Traduction . © Georges Festa – 05.2012.


mercredi 16 mai 2012

Ayse Gunaysu - The Reign of Lies in Turkey / Turquie, royaume des mensonges

© http://fr.wikipedia.org


Turquie, royaume des mensonges
 
par Ayse Gunaysu
 
The Armenian Weekly, 11.05.2012


Le déni organisé signifie le royaume des mensonges. Pour prolonger le déni, le négationniste doit mentir, délibérément, sans cesse. Sinon, cela ne peut perdurer. La vérité, fût-elle de simples éléments d’information susceptibles d’avoir le pouvoir le plus léger de saper le mensonge, est l’ennemi le plus grand, le plus implacable, du déni. Aussi le négationniste, ayant échafaudé tout un univers de mensonges, doit-il combattre bec et ongles toute manifestation de la vérité, afin de survivre.

En Turquie, nous vivons tous dans cet univers de mensonges, à telle enseigne que nos manuels scolaires, nos agences d’information, nos documents officiels, notre littérature et même nos patronymes nous racontent probablement des mensonges. Jusqu’à nos parents qui ont pu nous mentir quant à notre histoire familiale. Notre identité tout entière n’est peut-être que pure invention.

Quant à nous, la majorité musulmane dans ce pays, nous croyons dans les mensonges. Certains parmi nous – passablement nombreux – préfèrent croire dans les mensonges simplement pour être bien intégrés à leur environnement ; d’autres – à nouveau, passablement nombreux – juste pour leur tranquillité d’esprit, évitant de se poser des questions pouvant perturber leur équilibre intérieur et les culpabiliser (autrement dit, punir de son propre chef son ego est pire que lorsque d’autres s’en chargent). D’autres encore sont payés pour croire et faire que les autres croient dans les mensonges.

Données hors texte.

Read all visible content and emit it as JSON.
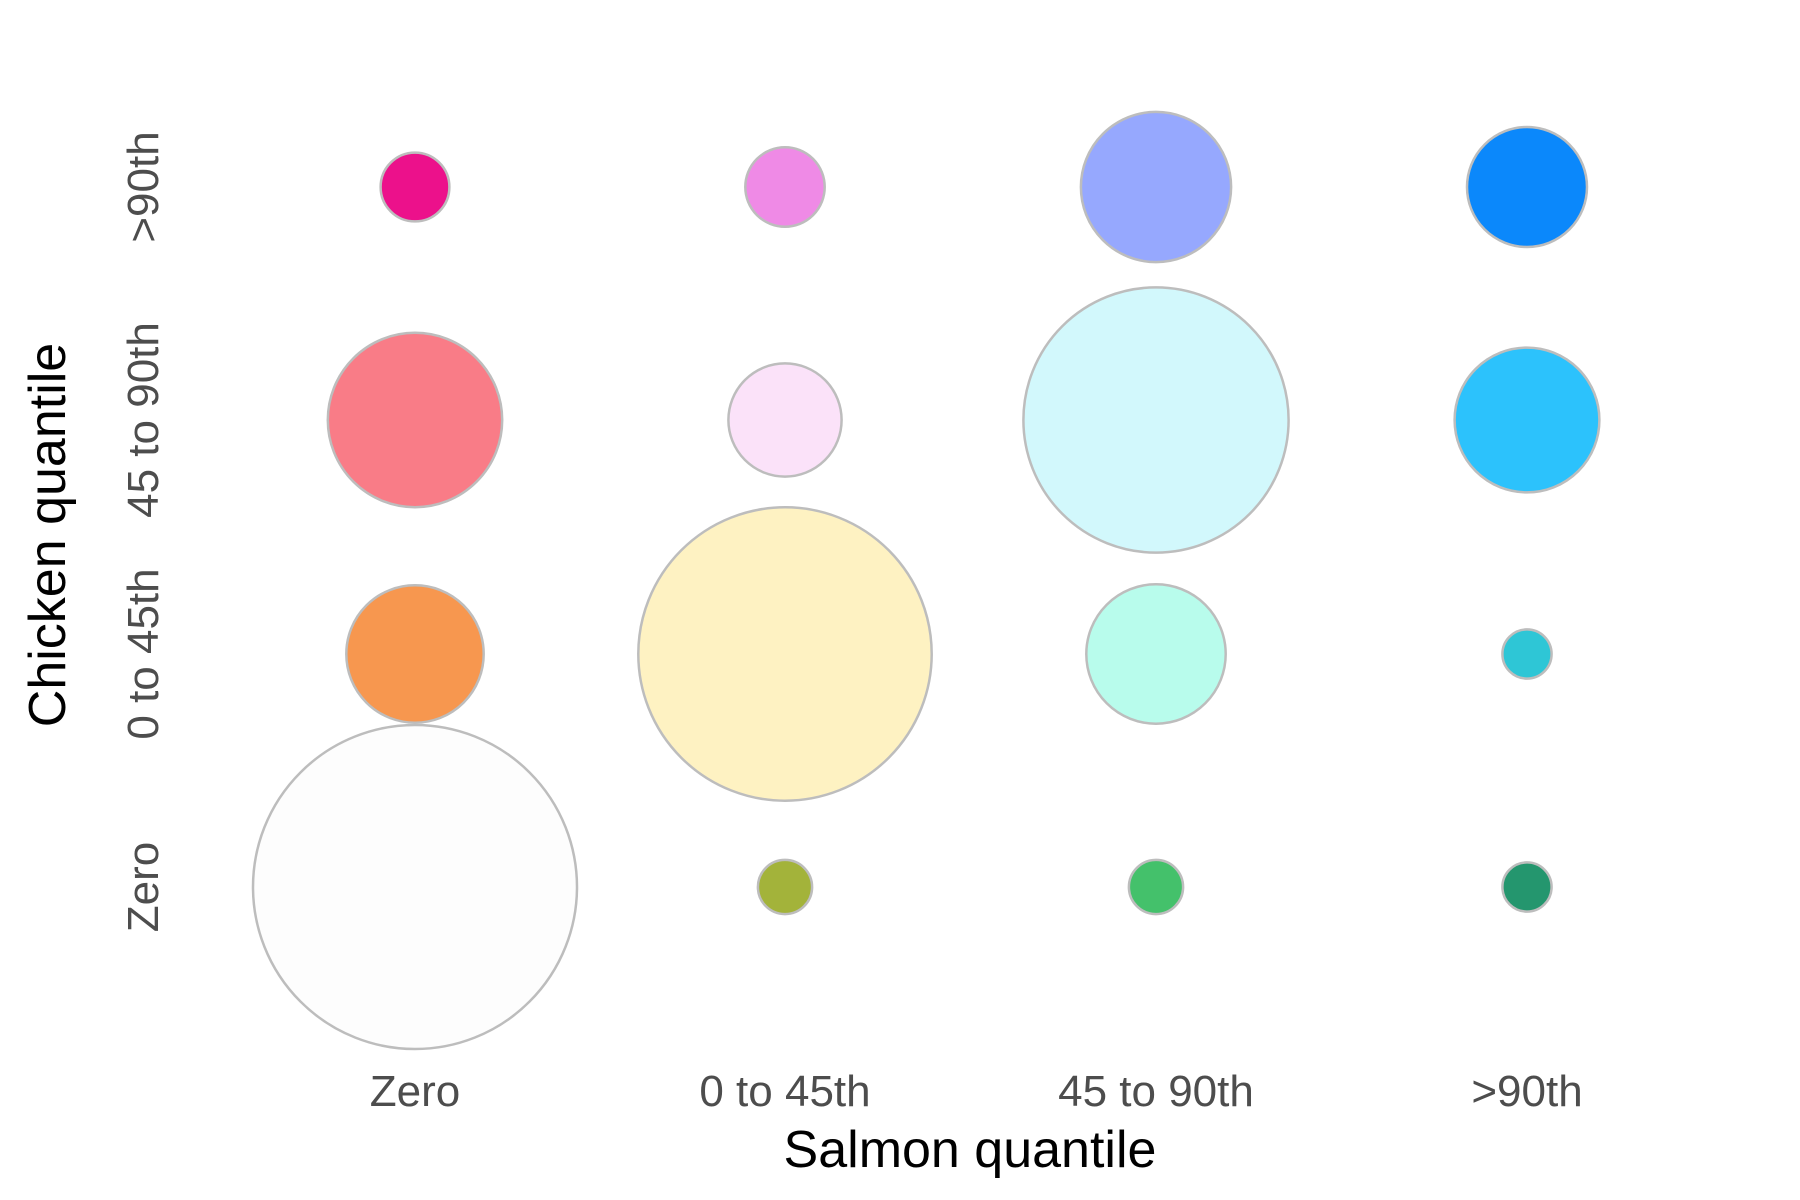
{
  "chart_data": {
    "type": "bubble",
    "xlabel": "Salmon quantile",
    "ylabel": "Chicken quantile",
    "x_categories": [
      "Zero",
      "0 to 45th",
      "45 to 90th",
      ">90th"
    ],
    "y_categories": [
      "Zero",
      "0 to 45th",
      "45 to 90th",
      ">90th"
    ],
    "grid": false,
    "legend": "none",
    "points": [
      {
        "x": "Zero",
        "y": "Zero",
        "size": 100.0,
        "color": "#fdfdfd"
      },
      {
        "x": "0 to 45th",
        "y": "Zero",
        "size": 2.8,
        "color": "#a3b33a"
      },
      {
        "x": "45 to 90th",
        "y": "Zero",
        "size": 2.8,
        "color": "#44c16b"
      },
      {
        "x": ">90th",
        "y": "Zero",
        "size": 2.3,
        "color": "#24966e"
      },
      {
        "x": "Zero",
        "y": "0 to 45th",
        "size": 18.0,
        "color": "#f7974f"
      },
      {
        "x": "0 to 45th",
        "y": "0 to 45th",
        "size": 82.0,
        "color": "#fef2c2"
      },
      {
        "x": "45 to 90th",
        "y": "0 to 45th",
        "size": 18.5,
        "color": "#b8fcec"
      },
      {
        "x": ">90th",
        "y": "0 to 45th",
        "size": 2.3,
        "color": "#2ec6d6"
      },
      {
        "x": "Zero",
        "y": "45 to 90th",
        "size": 29.0,
        "color": "#f97c87"
      },
      {
        "x": "0 to 45th",
        "y": "45 to 90th",
        "size": 12.2,
        "color": "#fbe2f9"
      },
      {
        "x": "45 to 90th",
        "y": "45 to 90th",
        "size": 67.0,
        "color": "#d2f8fc"
      },
      {
        "x": ">90th",
        "y": "45 to 90th",
        "size": 20.0,
        "color": "#2cc2fc"
      },
      {
        "x": "Zero",
        "y": ">90th",
        "size": 4.5,
        "color": "#ec118b"
      },
      {
        "x": "0 to 45th",
        "y": ">90th",
        "size": 6.0,
        "color": "#ef8ae6"
      },
      {
        "x": "45 to 90th",
        "y": ">90th",
        "size": 21.5,
        "color": "#96a8fe"
      },
      {
        "x": ">90th",
        "y": ">90th",
        "size": 13.7,
        "color": "#0b88fb"
      }
    ]
  }
}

Or mentir, ce n’est pas seulement livrer de fausses informations. Occulter la vérité est aussi un mensonge. Si bien que certains d’entre nous, jusqu’à ceux qui se considèrent presque totalement imperméables aux mensonges officiels (y compris l’auteure de ces lignes), peuvent fort bien se faire les véhicules de ce type de mensonge – la dissimulation de la vérité – en vertu de la torpeur que nous avons hérité de notre sombre passé, cette même torpeur qui éteint notre volonté de partir en quête de la vérité.

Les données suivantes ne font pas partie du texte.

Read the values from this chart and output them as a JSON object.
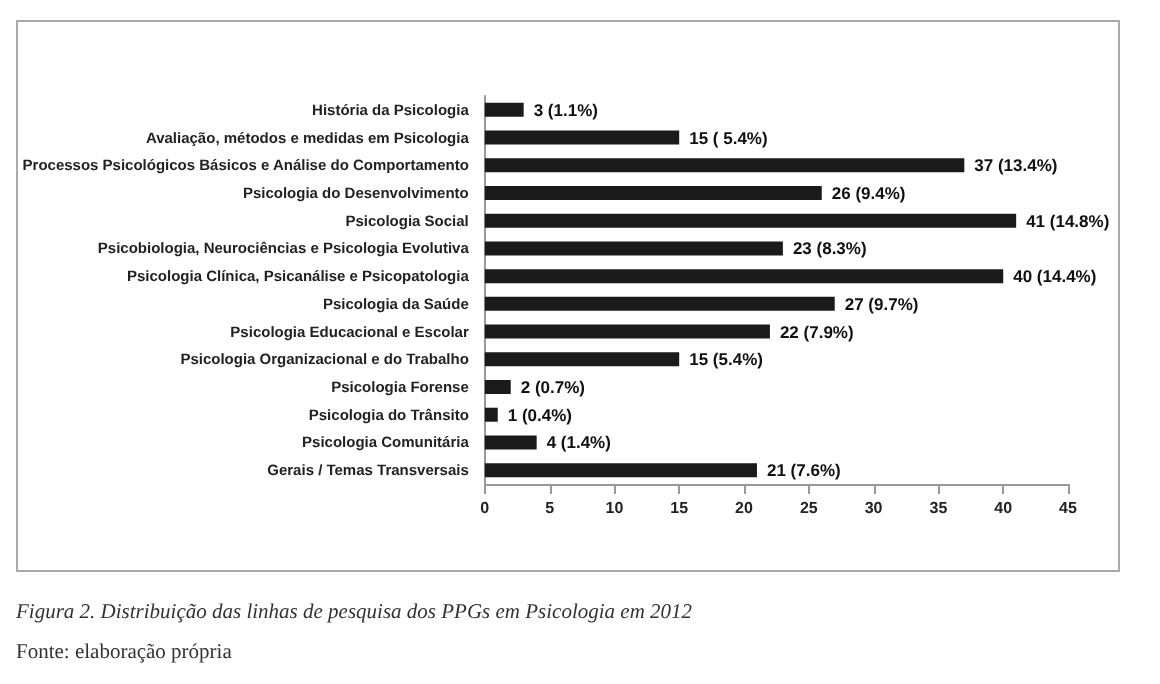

« Vous serez bientôt de retour ! »

Les mensonges furent au cœur du génocide arménien, dès le début. Lors des rafles du 24 avril 1915 à Constantinople, les intellectuels arméniens furent emmenés de leurs domiciles par des policiers qui se montrèrent des plus courtois et, comme le raconte Aram Andonian dans l’ouvrage Exile, Trauma and Death : On the Road to Chankiri with Komitas Vartabed [Exil, traumatisme et mort : en route vers Chankiri avec le père Komitas] (Gomidas Institute, 2010), ils furent tous informés que cela ne prendrait pas plus de cinq minutes, qu’ils seraient rapidement rentrés chez eux et qu’il n’y avait aucunement lieu de s’inquiéter. Andonian réalise ensuite pourquoi les policiers se conduisirent avec autant de tact – afin de ne pas alarmer ceux qui devaient encore être arrêtés.

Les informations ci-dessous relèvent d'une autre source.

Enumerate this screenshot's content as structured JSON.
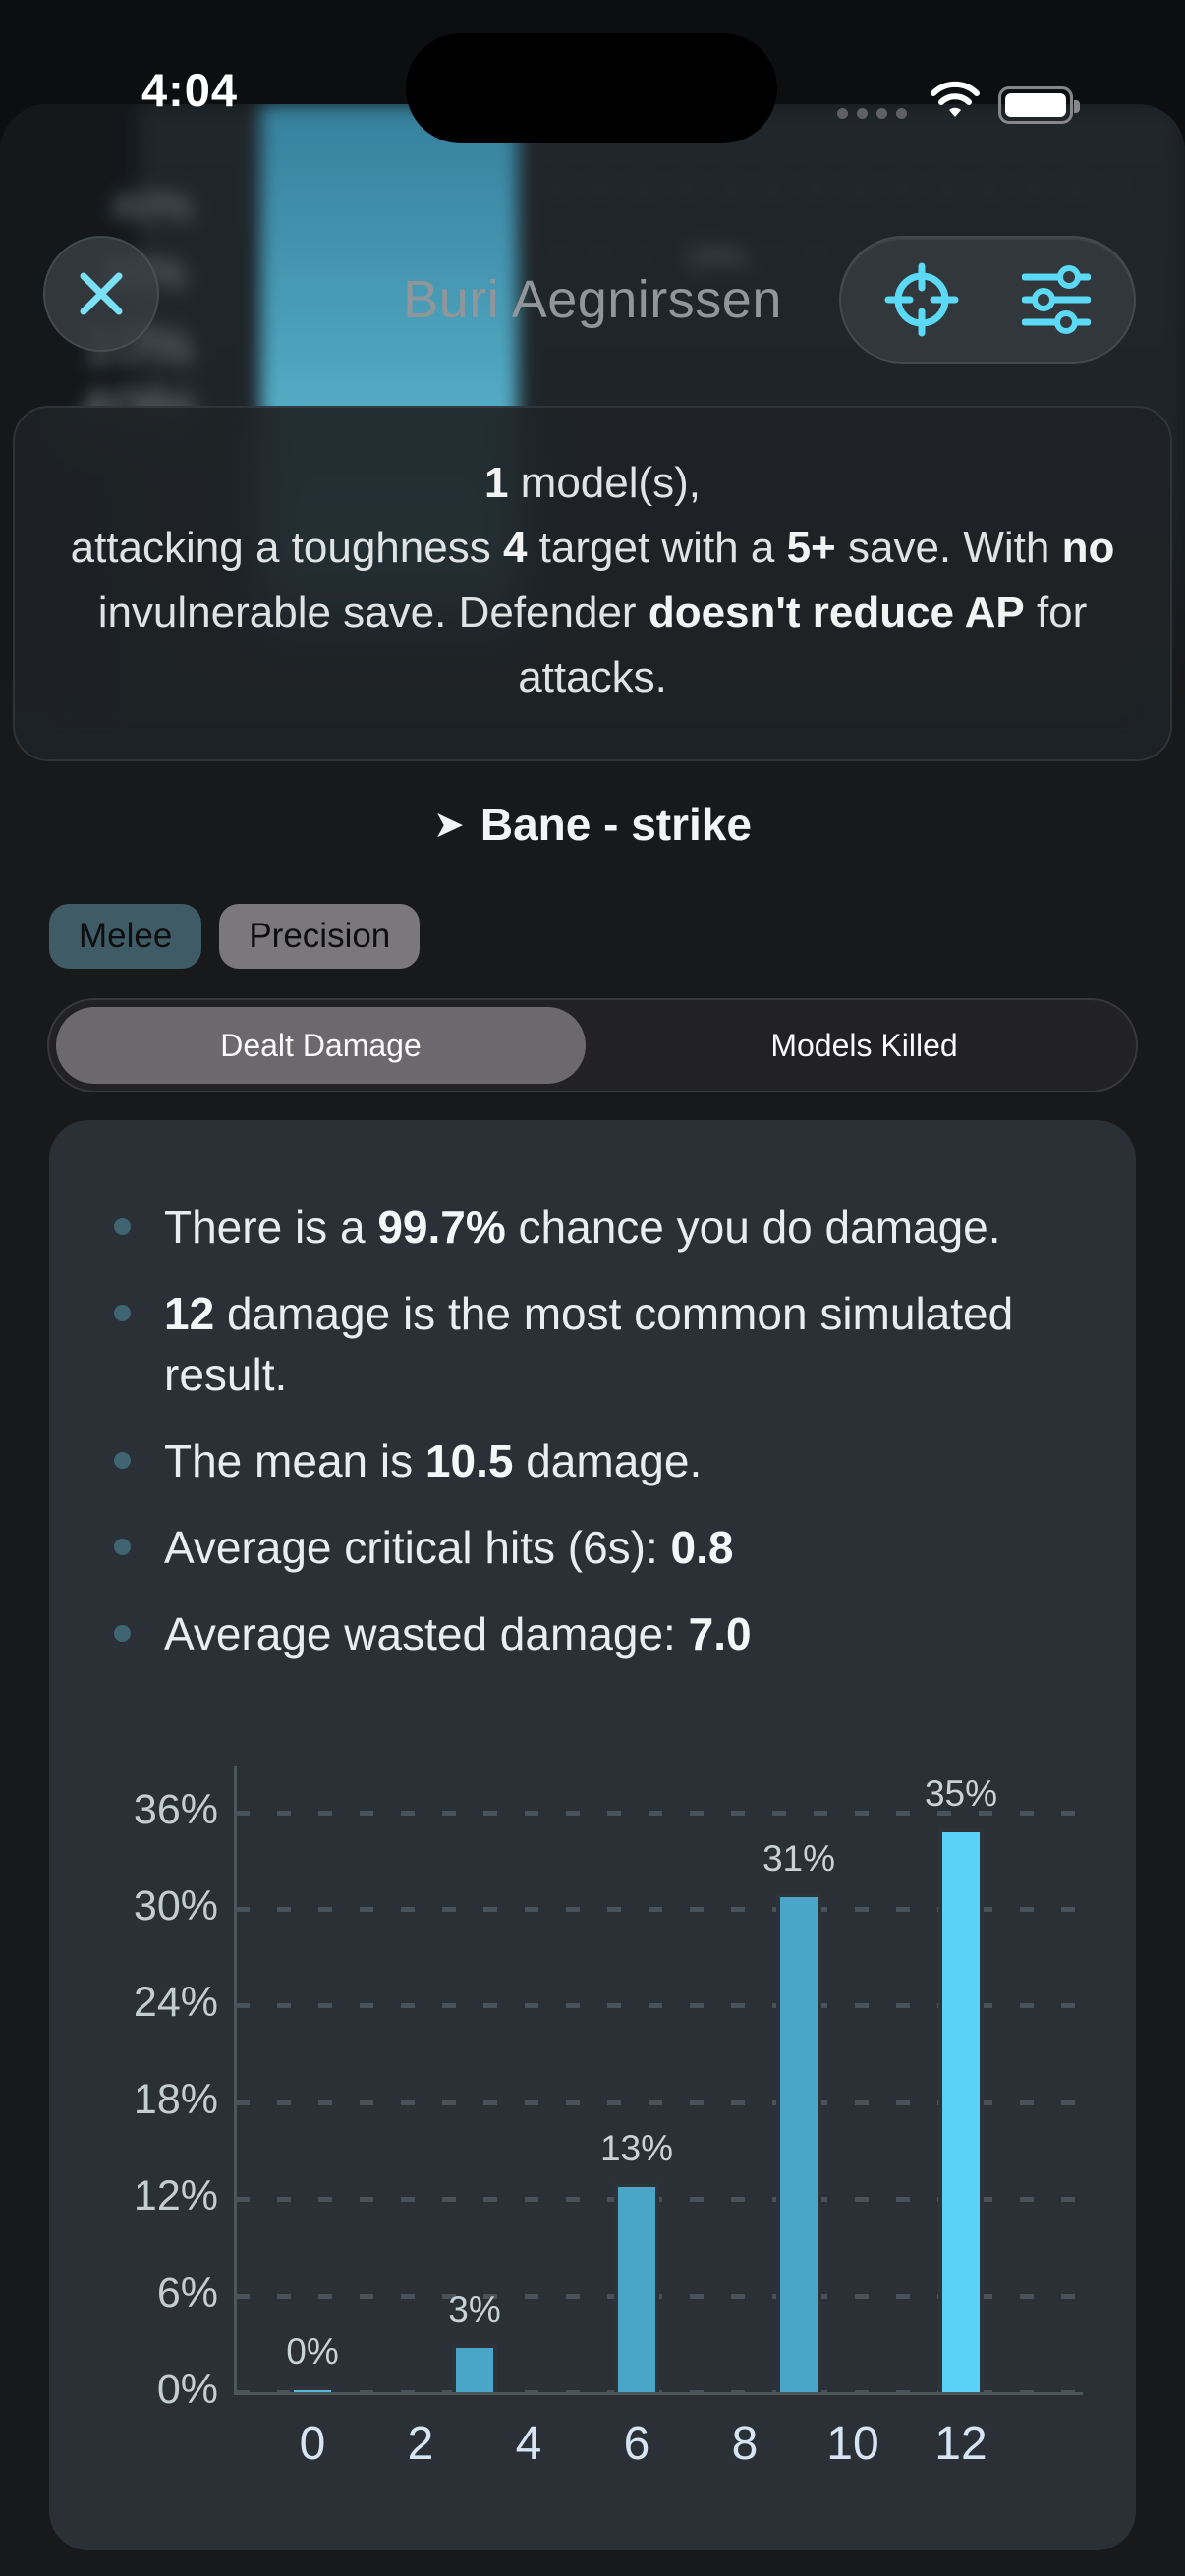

Dans d’autres régions du pays, ils mentirent aux habitants qui furent chassés de leurs villages et villes, les assurant qu’ils reviendraient et que leurs biens seraient en sécurité sous la garde du gouvernement, jusqu’à leur retour.

Le processus génocidaire perdura au cours des mois et des années suivantes sur la base de mensonges, durant chaque phase.

Le déni du mal – inconcevable, indescriptible et irréversible – perpétré et sa régénération au moyen des mensonges corrompt tout le système. Le déni se reproduit grâce aux mensonges.

Le mensonge continue d’être au cœur des mythes fondateurs de la république de Turquie. La célèbre « guerre de libération » des années 1919-1922 fut, elle aussi, bâtie et alimentée par la tromperie. Elle fut présentée comme un soulèvement national en faveur de l’indépendance ; or, la guerre déclarée contre les Puissances alliées servit à anéantir les communautés non musulmanes d’Asie Mineure, à la suite du génocide arménien et du génocide des Assyriens et des Grecs.   
Les dirigeants kémalistes mentirent de même aux Kurdes. Ils convainquirent les notables kurdes de participer à la campagne militaire comme étant la seule manière d’empêcher Arméniens et Grecs de revenir et réclamer leurs biens confisqués.

La résistance des Kurdes, lorsqu’ils réalisèrent et firent face à la vérité, fut violemment réprimée à chaque fois, tandis que des générations de Turcs ont appris que les Kurdes barbares – les traîtres – menacent l’Etat et que le gouvernement n’a d’autre choix que d’amener non seulement « la paix » et « l’ordre », mais aussi « la civilisation » dans une région où la « sauvagerie » prévalait jadis. Tel fut le mensonge qui présida à l’extermination de la population du Dersim en 1938.

Les Turcs sont la meilleure des nations !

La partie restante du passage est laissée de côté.